We paid 16 EUR extra per person to store our gear and save us from lugging home and back. It worked out well because we ended up skiing most days in Dorf Gastein so we only had to carry our gear to and from the bus stop, just a few metres away. Slipping into Ugg boots immediately after getting out of ski boots alone is totally worth it!


Public Transport:
Salzburg is 1.5 hrs away and there is a regular direct train service to/from Bad Gastein. 

If you have a valid ski pass, you have free access to the shuttle buses and it's likely that your hotel is close to a bus stop. They can get completely full at peak times. Try to get a bus timetable from your hotel because I found the timetables at the bus stops are confusing. There are no English translations. 

The buses are well maintained and on time. Most people take their own skis/snowboards so it can be clunky getting on and off a crowded bus. Be aware of the last buses back to Bad Gastein. We missed the last one from Dorf Gastein and had to take a cab which cost EUR 38. 

The Town:
It's very hilly around Bad Gastein so walking into town is not recommended unless you have good snow boots. There are a few lookout points along the way so I liked walking back. In town there are restaurants although we didn't eat dinners out because our hotel was half catered.

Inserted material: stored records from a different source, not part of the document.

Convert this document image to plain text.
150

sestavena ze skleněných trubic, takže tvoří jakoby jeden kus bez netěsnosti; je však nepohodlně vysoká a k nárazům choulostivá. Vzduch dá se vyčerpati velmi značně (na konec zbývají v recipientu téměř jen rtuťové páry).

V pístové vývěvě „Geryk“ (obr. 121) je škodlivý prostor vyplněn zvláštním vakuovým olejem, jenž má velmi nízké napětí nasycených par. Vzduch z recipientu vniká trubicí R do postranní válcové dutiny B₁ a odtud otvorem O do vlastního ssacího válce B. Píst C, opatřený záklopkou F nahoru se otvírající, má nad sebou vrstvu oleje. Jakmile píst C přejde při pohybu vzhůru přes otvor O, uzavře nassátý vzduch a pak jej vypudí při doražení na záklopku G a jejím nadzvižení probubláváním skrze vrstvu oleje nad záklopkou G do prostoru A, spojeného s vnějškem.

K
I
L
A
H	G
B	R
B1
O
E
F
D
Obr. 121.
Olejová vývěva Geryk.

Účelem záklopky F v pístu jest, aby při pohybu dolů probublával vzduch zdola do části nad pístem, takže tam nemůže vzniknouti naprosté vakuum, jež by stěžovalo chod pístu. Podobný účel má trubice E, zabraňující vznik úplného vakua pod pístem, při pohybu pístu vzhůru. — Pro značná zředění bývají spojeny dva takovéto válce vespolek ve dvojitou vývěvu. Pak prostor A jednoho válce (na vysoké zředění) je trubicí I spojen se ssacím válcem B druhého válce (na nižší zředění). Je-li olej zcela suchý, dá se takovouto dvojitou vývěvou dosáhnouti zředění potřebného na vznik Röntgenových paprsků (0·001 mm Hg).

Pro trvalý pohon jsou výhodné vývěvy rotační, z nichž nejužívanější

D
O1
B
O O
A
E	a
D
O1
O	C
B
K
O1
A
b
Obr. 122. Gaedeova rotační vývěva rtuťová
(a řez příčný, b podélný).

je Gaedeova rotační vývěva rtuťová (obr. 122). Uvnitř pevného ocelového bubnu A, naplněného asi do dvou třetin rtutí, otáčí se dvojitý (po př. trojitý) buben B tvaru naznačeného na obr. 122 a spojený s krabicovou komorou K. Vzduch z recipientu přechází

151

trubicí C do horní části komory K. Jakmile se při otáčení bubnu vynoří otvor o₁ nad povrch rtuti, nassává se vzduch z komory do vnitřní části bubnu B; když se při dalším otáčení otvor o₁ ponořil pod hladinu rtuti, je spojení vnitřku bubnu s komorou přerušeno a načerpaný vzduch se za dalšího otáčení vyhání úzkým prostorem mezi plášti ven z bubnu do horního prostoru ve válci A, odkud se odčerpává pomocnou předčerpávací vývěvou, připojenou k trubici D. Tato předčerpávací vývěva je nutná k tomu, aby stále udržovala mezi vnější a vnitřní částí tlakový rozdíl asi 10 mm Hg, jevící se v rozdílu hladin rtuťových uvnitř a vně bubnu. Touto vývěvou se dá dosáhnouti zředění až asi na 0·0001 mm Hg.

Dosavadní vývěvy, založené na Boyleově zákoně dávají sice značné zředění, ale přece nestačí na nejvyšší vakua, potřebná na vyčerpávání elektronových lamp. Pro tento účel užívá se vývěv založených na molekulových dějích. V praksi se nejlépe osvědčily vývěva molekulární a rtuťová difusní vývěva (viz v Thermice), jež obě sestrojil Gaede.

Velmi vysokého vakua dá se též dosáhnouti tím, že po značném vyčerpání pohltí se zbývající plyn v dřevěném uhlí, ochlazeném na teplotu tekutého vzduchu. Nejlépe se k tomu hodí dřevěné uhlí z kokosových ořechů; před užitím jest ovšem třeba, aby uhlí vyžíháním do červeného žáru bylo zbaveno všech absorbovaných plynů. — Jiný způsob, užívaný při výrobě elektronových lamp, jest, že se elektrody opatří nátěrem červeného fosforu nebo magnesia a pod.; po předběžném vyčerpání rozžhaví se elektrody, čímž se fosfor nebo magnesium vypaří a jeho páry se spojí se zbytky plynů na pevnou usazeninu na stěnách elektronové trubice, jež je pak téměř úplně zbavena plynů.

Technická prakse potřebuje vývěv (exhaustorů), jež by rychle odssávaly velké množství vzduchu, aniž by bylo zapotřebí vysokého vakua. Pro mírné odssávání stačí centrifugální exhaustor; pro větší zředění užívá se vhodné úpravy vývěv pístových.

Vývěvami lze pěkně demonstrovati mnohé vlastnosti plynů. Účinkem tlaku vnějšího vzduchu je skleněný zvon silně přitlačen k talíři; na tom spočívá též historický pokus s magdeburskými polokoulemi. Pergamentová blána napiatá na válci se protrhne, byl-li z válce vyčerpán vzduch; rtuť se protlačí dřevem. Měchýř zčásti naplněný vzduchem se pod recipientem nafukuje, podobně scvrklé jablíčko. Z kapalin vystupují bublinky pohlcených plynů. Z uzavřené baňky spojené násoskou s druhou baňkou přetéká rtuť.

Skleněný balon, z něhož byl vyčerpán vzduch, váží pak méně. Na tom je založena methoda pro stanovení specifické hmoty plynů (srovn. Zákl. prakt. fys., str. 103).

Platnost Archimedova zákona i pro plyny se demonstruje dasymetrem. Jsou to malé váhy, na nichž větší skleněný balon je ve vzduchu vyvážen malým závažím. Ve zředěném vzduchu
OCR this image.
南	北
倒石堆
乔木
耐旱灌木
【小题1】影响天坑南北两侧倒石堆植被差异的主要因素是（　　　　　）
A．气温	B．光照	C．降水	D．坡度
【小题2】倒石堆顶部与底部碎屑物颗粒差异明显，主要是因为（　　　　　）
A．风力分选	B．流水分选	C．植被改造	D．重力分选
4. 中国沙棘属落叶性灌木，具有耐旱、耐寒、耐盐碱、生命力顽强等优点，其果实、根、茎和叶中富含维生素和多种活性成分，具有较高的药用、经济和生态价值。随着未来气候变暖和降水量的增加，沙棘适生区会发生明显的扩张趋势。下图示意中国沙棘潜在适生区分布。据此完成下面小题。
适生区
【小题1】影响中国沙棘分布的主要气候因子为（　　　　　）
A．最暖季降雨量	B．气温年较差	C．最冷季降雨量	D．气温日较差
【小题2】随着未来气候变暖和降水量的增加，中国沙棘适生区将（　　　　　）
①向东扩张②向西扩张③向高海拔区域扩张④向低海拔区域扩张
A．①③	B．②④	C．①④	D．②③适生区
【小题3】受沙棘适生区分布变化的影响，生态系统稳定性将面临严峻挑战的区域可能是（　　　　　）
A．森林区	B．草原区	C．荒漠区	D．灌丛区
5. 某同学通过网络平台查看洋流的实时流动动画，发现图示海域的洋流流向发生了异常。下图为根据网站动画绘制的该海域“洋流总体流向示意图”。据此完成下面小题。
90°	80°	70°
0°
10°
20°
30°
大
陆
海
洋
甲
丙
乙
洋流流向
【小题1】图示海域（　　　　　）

A word of warning is that in Austria, smoking is allowed in restaurants. Although the smoking areas are supposed to be enclosed, non-smokers won't avoid the smell completely. 

Bad Gastein has apres ski events and there are plenty of pubs and nightclubs. We didn't go to any as quite frankly, we're too old for that stuff. 

There is a large Spar supermarket in town and a few Billa supermarkets further out. There's plenty of fresh food and variety so you don't need to bring any food from home. More likely, you will be bringing back things from the supermarkets like we did! Our biggest regret is not buying more of the relaxing tissane we had when we got home everyday. Austrians like their tissanes and I can see why!


The Thermal Spa:
The Felsentherme is opposite the train station. There are thermal pools of varying temperatures. Two are outdoors and there are saunas and more pools on the upper floors. There's even a slippery slide that's not just for kids. 

When we went, it was snowing heavily. Fat snowflakes melted on our heads while the rest of our bodies were in hot water. The spa has a fabulous view of the surrounding mountains. You can roll around in the snow at any point you please. This was much to the delight of thrill seekers, especially in the strictly nudist areas. I think we saw it all. Naked cartwells, belly slides, writhing and smothering of oneself with fresh snow. 

You have to follow the rules in the spa. A lady will come into the saunas sometimes to check that people are lining themselves, feet and all with a towel. And don't even think about squealing when you tip a bucket of cold water over yourself after a sauna. We got told off for doing that although it would help if there were English translations on all the signs. 

The spa is rather pricey but worth going at least once. It was EUR 51 for two people for three hours including towel hire. You can bring your own towels and/or go in the last three hours of the day to save a bit of cash.

Accommodation:
Many of the hotels in our area had a nice view. We stayed in Hotel Hirschen, cheap and cheerful. It's 15 mins walk away from Stubnerkogel and the train station. The bus stop is a minute away. Near to us was the beautiful waterfall where you can walk to and even hear faintly from the hotel. There's no lift and we were on the top floor but look at our view. Every morning it was different. Sunny, snowing and everything in between. We could watch the trains go by in the distance like it was a miniature village. 


Saturday, March 7, 2015

7 Reasons Why You Should Ski in Austria

I've skied in Le Trois Vallees in France and Zermatt of Switzerland. As wonderful those places were, skiing can be pricey and crowded. 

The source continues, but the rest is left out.